C'è una cosa che la recente vicenda delle sovradimensionate influencer Francesca Mapelli e Imen Jane ci ha insegnato; ed è quella che i follower (peraltro pochini) o l’autoreferenzialità sono nulla senza il rispetto. Soprattutto se le persone a cui manchi di rispetto non sono personaggi pubblici, ma semplici lavoratori. Piccolo riassunto dell’episodio: il caos si è scatenato dopo che Imen Jane ha pubblicato un post in cui si sente l’amica e collega parlare con il gestore di uno stabilimento balneare di Palermo. Questo il testo integrale del post: «Qui mentre Francesca Mapelli racconta al proprietario del lido come ci sia rimasta male oggi quando una commessa non le ha saputo raccontare la storia del negozio. La ragazza ha risposto dicendo di non essere pagata abbastanza per informarsi.

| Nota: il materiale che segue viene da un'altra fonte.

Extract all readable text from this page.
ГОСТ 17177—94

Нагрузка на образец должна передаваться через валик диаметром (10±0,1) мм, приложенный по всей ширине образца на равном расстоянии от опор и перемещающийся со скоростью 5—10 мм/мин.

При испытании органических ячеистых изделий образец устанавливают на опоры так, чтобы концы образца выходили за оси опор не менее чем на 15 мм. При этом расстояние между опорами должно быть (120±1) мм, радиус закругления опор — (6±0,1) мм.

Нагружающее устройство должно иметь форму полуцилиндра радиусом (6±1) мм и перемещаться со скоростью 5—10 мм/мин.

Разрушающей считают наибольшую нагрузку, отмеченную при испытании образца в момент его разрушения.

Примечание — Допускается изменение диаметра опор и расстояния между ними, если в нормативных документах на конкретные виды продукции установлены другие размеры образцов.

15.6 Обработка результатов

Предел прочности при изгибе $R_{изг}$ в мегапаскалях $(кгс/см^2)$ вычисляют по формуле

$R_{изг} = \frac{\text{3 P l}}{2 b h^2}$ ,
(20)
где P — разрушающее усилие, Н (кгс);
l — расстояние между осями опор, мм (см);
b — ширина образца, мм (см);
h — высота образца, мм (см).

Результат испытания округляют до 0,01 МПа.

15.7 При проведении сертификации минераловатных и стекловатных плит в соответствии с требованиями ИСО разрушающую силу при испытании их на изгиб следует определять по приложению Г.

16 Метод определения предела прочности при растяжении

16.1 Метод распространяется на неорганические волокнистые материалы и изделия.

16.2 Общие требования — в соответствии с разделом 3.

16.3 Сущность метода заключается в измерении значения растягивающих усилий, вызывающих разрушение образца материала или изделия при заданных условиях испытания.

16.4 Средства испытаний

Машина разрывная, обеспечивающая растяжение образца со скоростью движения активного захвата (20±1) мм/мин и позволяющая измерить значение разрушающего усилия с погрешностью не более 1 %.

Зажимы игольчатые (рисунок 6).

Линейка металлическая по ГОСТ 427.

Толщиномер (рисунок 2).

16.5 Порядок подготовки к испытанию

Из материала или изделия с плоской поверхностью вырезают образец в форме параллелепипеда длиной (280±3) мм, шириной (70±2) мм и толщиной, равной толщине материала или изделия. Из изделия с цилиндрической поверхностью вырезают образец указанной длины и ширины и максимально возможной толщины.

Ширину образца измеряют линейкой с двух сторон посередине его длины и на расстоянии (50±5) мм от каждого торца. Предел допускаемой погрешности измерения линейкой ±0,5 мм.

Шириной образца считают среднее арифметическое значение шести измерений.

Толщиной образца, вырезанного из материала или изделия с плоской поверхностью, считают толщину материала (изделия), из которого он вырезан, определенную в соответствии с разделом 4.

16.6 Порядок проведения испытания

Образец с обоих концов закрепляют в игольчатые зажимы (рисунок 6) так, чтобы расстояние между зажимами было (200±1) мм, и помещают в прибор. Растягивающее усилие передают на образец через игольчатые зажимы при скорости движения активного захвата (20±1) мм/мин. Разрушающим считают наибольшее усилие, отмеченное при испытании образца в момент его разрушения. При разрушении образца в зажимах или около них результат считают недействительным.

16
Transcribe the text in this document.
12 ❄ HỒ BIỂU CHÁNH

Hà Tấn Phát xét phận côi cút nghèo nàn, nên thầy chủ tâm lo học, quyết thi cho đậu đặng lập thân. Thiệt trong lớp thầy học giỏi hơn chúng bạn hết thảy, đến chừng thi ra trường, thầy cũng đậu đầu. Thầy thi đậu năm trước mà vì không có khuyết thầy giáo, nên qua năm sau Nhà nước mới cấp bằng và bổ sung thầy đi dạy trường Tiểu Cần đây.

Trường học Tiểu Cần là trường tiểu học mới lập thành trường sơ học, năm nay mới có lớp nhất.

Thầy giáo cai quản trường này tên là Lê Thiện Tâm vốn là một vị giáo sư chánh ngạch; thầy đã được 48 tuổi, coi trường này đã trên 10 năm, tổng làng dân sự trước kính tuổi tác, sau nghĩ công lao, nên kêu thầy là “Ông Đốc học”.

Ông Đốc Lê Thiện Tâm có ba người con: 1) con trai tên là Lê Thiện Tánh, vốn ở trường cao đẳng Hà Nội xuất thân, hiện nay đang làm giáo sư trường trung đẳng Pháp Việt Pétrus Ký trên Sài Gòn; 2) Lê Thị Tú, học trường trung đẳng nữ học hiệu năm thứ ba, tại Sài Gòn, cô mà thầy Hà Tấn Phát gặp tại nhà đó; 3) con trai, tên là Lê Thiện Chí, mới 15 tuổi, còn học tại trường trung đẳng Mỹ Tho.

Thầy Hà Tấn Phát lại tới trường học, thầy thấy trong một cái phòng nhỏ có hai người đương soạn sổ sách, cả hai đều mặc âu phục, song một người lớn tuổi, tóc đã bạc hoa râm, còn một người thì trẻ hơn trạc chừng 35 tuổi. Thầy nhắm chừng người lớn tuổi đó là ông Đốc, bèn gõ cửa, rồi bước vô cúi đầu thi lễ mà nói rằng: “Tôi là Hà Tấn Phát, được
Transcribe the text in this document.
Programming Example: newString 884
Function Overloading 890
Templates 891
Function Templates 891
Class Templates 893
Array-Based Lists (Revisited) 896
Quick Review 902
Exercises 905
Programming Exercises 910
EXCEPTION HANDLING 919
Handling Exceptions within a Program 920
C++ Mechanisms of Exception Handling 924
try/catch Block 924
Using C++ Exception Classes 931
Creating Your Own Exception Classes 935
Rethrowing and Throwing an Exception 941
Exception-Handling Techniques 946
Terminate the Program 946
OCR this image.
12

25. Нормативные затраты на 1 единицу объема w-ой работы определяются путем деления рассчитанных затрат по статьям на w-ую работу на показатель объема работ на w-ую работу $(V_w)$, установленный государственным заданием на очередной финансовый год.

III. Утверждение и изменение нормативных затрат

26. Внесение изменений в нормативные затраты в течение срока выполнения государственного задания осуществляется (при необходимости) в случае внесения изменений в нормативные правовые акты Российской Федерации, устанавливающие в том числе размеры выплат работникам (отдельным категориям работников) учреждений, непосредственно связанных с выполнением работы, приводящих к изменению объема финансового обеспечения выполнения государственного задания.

A quel punto Mape le ha detto che se si fosse informata abbastanza avrebbe potuto avere l’occasione di essere pagata tre volte tanto come guida turistica». Nel video, a cui questo testo fa da didascalia, si sente la Mapelli dire: «Invece di tre euro all’ora te ne prendi trenta a fare la guida per Palermo a noi milanesi rompicoglioni».
IL VIDEO
Neanche a dirlo, in epoca di indignazione compulsiva, è bastato questo a far diventare il video virale, a far finire la storia in tendenza e a scatenare una marea di commenti al vetriolo. Ora, posto che anche le reazioni sguaiate degli utenti sono assolutamente esecrabili, ma benedette ragazze bisogna spiegarvi davvero tutto? Vi autoproclamate influencer e poi scivolate sulla più banale delle bucce di banana social? È ovvio, quasi fisiologico, che se dall’alto della vostra puzza sotto il naso vi mettete a dare pubbliche lezioni di vita, con tono denigratorio, a un’onesta lavoratrice i social vi si rivolteranno contro. E, pur ammettendo che il mondo della rete, dove tutto passa ma niente si cancella, abbia ancora il dente avvelenato nei confronti di Imen per quella storia della laurea in economia inventata, la strategia più furba sarebbe quel del low profile non del pavoneggiarsi per la propria smartitudine ai danni di una commessa. E forse la cosa più incredibile della faccenda è proprio questa: l’assenza di consapevolezza del proprio ruolo e delle responsabilità che quel ruolo implica. Se hai deciso di usare la rete come un megafono, quel megafono lo devi usare con responsabilità. Se vuoi denunciare qualcosa, denuncia fatti che abbiano una qualche rilevanza pubblica, se vuoi criticare critica chi ha una visibilità o una posizione che giustificano le critiche (politici, giornalisti, sportivi, attori, virologi, star della tv), ma non la commessa di un negozio di Palermo.
BOOMERANG
Perché si tratta di un comportamento respingente, sostanzialmente inutile, immensamente classista e soprattutto perché nel racconto, anzi nello story-telling come amano definirlo gli influencer, non aggiunge assolutamente niente e alla fine ti torna indietro come un boomerang. Ma forse a sorprendere non è neppure la mancanza di quel minimo di responsabilità espressiva che per chi si espone sui social con consapevolezza dovrebbe essere l’ABC. Quello che sorprende è che si possano postare simili contenuti boomerang senza essere sfiorati dal dubbio di fare una colossale cavolata. Come spesso accade in questi dibattiti social non sono mancate anche alcune voci controcorrente, qualche timida difesa delle due ragazze, il cui grottesco scivolone è stato derubricato a peccato di gioventù. Per carità ci sta. Chi non ha mai fatto qualche stronzata scagli la prima pietra. Ma temo che a una lettura più profonda la vicenda sia rivelatrice di un rapporto malato e superficiale con i social dei quali molti influencer comprendono istintivamente i vantaggi (la notorietà, i like, qualche brand che ti regala una borsa per un paio di story) ma dei quali continuano a ignorare la reale potenza. La loro cassa di risonanza, gli implacabili meccanismi dell’amplificazione. Che non lo capisca mio zio ottantenne che si ostina a insultare Salvini sotto ogni suo post con ingiurie ai limiti della diffamazione ci può stare, ma se a comportarsi come gli avventori da bar chiamati in causa da Umberto Eco nella sua celebre massima sulle legioni di imbecilli siano due native digitali che per giunta con i social ci guadagnano, allora abbiamo un problema.